Urteil vom 5. Oktober 2022  
 
Strafrechtliche Abteilung  
 
Besetzung 
Bundesrichterin Jacquemoud-Rossari, Präsidentin, 
Bundesrichterin van de Graaf, 
Bundesrichter Hurni, 
Gerichtsschreiber Stadler. 
 
Verfahrensbeteiligte 
Generalstaatsanwaltschaft des Kantons Bern, 
Nordring 8, Postfach, 3001 Bern, 
Beschwerdeführerin, 
 
gegen  
 
A.________, 
vertreten durch Rechtsanwalt Dominic Ley, 
Beschwerdegegnerin, 
 
Unia Arbeitslosenkasse, Rechtsdienst, 
Weltpoststrasse 20, Postfach 272, 3000 Bern 16. 
 
Gegenstand 
Unrechtmässiger Bezug von Leistungen einer Sozialversicherung oder der Sozialhilfe (Art. 148a Abs. 1 StGB), 
 
Beschwerde gegen das Urteil des Obergerichts des Kantons Bern, 1. Strafkammer, vom 27. Mai 2021 (SK 20 437). 
 
 
Sachverhalt:  
 
A.  
Mit Urteil vom 13. Juli 2020 sprach das Regionalgericht Oberland A.________ schuldig des unrechtmässigen Bezugs von Leistungen einer Sozialversicherung oder Sozialhilfe gemäss Art. 148a Abs. 2 StGB in der Zeit vom 14. Juli 2017 bis Januar 2018 und der Widerhandlung gegen das Arbeitslosenversicherungsgesetz zu verschiedenen Zeiten und verurteilte sie zu einer Geldstrafe von 24 Tagessätzen zu Fr. 80.--, einer Verbindungsbusse von Fr. 480.-- sowie einer Übertretungsbusse von Fr. 1'000.--. Hingegen stellte es das gegen sie geführte Strafverfahren wegen unrechtmässigen Bezugs von Leistungen einer Sozialversicherung oder der Sozialhilfe in der Zeit von Oktober 2016 bis 13. Juli 2017 und wegen Widerhandlungen gegen das Arbeitslosenversicherungsgesetz im Februar 2013 zufolge Verjährung ein. 
 
B.  
Auf die von der Generalstaatsanwaltschaft des Kantons Bern auf die Einstellung des Strafverfahrens im Anklagepunkt des unrechtmässigen Bezugs von Leistungen einer Sozialversicherung oder der Sozialhilfe in der Zeit von Oktober 2016 bis 13. Juli 2017, den Schuldspruch betreffend den unrechtmässigen Bezug von Leistungen einer Sozialversicherung oder Sozialhilfe gemäss Art. 148a Abs. 2 StGB in der Zeit vom 14. Juli 2017 bis Januar 2018 und die Strafzumessung beschränkte Berufung hin sprach das Obergericht des Kantons Bern A.________ mit Urteil vom 27. Mai 2021 schuldig des unrechtmässigen Bezugs von Leistungen einer Sozialversicherung oder der Sozialhilfe gemäss Art. 148a Abs. 2 StGB in der Zeit von Oktober 2016 bis Januar 2018 und verurteilte sie für die Widerhandlung gegen das Arbeitslosenversicherungsgesetz zu einer Geldstrafe von 25 Tagessätzen zu Fr. 60.-- sowie für die Übertretung gemäss Art. 148a Abs. 2 StGB zu einer Busse von Fr. 2'000.--. 
 
C.  
Mit Beschwerde in Strafsachen verlangt die Generalstaatsanwaltschaft, das Urteil des Obergerichts sei bezüglich des Schuldspruchs wegen unrechtmässigen Bezugs von Leistungen einer Sozialversicherung oder der Sozialhilfe, der Bemessung der Strafe und des Kosten- und Entschädigungspunkts aufzuheben.
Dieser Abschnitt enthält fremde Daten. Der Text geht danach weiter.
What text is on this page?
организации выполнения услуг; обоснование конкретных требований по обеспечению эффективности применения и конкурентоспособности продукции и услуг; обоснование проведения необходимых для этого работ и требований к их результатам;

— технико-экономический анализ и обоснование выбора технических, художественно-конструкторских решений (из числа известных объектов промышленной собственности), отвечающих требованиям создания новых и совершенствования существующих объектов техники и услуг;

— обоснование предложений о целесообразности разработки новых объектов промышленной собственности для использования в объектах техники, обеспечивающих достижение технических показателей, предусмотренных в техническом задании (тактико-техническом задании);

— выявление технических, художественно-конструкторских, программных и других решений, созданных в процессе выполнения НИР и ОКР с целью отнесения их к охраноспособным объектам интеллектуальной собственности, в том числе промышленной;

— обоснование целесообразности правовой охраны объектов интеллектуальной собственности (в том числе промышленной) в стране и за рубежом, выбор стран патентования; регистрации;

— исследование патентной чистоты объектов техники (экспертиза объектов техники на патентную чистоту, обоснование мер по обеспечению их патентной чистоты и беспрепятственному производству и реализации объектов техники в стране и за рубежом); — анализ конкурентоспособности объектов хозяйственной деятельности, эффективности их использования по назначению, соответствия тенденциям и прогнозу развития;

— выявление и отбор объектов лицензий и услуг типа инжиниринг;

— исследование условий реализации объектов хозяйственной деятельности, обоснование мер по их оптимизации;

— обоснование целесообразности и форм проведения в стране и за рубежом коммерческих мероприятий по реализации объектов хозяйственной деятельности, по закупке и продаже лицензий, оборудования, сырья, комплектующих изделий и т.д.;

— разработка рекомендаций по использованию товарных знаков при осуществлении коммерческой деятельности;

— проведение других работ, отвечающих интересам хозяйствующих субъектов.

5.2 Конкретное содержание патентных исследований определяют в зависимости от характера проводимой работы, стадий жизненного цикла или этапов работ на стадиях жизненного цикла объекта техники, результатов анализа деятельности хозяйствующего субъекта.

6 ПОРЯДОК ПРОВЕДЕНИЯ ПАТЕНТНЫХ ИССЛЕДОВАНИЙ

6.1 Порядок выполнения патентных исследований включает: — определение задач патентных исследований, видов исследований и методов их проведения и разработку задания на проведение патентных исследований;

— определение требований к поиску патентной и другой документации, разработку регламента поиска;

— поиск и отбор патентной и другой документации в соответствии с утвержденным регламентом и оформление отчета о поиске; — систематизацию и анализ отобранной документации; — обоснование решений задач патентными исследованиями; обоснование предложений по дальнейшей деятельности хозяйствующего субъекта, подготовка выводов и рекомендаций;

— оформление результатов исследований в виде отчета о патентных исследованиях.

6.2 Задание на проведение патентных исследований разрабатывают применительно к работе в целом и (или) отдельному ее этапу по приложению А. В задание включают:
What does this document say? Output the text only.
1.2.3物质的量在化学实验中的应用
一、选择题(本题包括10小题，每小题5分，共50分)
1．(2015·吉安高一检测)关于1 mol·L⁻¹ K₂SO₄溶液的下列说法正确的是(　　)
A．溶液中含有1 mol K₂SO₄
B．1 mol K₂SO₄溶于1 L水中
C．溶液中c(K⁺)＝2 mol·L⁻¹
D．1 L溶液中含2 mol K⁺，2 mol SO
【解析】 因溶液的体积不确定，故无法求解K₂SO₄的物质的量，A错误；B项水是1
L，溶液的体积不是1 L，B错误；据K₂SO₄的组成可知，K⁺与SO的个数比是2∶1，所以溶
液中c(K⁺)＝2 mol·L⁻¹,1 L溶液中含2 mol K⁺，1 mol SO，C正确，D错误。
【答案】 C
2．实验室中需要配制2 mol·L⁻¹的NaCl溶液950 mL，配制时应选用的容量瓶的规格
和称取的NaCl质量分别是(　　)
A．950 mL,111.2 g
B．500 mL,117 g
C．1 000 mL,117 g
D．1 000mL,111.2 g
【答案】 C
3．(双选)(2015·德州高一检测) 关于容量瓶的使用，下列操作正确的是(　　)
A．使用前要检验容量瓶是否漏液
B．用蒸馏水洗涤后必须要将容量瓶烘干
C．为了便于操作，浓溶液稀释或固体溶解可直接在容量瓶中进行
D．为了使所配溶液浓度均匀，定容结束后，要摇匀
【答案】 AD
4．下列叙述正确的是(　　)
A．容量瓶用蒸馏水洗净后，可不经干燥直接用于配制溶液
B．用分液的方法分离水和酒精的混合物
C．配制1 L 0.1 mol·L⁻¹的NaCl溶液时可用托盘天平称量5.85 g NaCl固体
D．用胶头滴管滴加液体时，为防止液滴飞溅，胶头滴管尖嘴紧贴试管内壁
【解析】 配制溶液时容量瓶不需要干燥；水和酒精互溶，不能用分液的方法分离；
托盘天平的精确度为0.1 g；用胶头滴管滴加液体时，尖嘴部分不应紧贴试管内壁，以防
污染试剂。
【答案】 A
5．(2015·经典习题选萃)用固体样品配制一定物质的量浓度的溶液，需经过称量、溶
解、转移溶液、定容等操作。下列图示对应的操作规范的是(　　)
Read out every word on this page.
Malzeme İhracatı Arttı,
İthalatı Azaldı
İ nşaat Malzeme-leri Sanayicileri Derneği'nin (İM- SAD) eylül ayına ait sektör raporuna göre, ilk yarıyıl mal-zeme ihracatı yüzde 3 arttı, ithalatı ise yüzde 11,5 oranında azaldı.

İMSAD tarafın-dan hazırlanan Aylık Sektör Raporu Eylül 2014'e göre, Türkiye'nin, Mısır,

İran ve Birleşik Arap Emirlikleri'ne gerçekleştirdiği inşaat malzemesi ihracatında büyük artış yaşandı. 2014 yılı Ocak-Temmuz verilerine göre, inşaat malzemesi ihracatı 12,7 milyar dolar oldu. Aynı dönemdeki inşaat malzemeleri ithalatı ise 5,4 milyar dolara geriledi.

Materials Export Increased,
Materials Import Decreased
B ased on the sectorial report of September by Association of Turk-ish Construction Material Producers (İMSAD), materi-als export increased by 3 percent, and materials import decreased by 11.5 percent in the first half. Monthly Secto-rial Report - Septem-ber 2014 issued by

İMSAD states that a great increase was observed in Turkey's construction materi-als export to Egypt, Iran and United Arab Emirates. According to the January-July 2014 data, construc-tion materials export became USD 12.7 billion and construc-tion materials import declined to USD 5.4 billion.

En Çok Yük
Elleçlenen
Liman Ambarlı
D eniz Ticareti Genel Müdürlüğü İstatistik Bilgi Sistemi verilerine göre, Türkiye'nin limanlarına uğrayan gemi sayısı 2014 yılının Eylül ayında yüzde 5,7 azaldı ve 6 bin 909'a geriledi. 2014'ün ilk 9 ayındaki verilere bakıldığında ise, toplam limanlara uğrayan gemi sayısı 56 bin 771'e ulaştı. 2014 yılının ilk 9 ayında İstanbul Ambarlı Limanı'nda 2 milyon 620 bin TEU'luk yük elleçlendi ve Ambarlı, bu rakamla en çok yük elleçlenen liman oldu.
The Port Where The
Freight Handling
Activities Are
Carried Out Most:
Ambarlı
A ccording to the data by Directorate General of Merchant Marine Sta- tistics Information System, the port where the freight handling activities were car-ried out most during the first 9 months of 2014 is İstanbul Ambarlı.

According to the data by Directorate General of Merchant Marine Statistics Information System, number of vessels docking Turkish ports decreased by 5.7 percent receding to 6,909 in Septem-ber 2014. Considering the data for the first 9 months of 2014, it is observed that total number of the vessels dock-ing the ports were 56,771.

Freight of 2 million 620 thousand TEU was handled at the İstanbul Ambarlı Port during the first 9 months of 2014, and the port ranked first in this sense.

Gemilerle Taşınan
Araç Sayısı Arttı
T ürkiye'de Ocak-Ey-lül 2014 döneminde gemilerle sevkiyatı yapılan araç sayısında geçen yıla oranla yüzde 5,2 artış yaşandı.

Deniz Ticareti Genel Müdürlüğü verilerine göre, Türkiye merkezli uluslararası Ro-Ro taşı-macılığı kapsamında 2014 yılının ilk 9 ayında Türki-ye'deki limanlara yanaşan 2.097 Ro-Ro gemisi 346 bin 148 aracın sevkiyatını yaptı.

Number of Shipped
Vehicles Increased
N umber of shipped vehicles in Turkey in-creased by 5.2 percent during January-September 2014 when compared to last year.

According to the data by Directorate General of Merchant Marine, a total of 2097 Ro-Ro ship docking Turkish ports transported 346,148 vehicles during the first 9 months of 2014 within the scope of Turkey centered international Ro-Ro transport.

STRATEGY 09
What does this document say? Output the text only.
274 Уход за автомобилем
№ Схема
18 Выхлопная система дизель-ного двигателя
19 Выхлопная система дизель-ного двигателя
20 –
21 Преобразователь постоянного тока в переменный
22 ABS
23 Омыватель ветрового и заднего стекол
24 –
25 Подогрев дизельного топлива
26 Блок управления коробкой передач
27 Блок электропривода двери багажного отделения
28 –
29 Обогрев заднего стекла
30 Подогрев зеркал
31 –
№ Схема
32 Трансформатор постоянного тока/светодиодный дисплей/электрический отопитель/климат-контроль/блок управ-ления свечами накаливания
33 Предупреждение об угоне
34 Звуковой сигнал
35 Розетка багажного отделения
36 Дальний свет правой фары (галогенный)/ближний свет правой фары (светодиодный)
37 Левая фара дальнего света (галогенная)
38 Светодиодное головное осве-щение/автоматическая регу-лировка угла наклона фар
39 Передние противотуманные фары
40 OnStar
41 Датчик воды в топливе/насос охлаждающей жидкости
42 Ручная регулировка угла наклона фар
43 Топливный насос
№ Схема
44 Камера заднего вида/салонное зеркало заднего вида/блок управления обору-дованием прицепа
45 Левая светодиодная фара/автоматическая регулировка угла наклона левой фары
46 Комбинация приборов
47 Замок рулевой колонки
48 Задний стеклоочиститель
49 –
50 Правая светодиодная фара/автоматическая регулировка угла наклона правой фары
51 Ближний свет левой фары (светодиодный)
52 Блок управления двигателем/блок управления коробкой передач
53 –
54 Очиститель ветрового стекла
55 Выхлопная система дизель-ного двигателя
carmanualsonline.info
A.________ sei zusätzlich zum Schuldspruch wegen Widerhandlung gegen das Arbeitslosenversicherungsgesetz schuldig zu erklären des unrechtmässigen Bezugs von Leistungen einer Sozialversicherung oder der Sozialhilfe nach Art. 148a Abs. 1 StGB, begangen in der Zeit von Oktober 2016 bis Januar 2018 in Unterseen. Gestützt darauf sei A.________ zu verurteilen zu einer Geldstrafe von 150 Tagessätzen zu Fr. 60.-- bei einer Probezeit von zwei Jahren und sie sei zu verpflichten, dem Kanton Bern die an Rechtsanwältin Stefanie Wider ausgerichtete amtliche Entschädigung zurückzuzahlen und dieser die Differenz der amtlichen Entschädigung und dem vollen Honorar zu erstatten, sobald es ihre wirtschaftlichen Verhältnisse erlauben. Eventualiter sei das Urteil im angefochtenen Umfang aufzuheben und die Sache an das Obergericht zurückzuweisen. 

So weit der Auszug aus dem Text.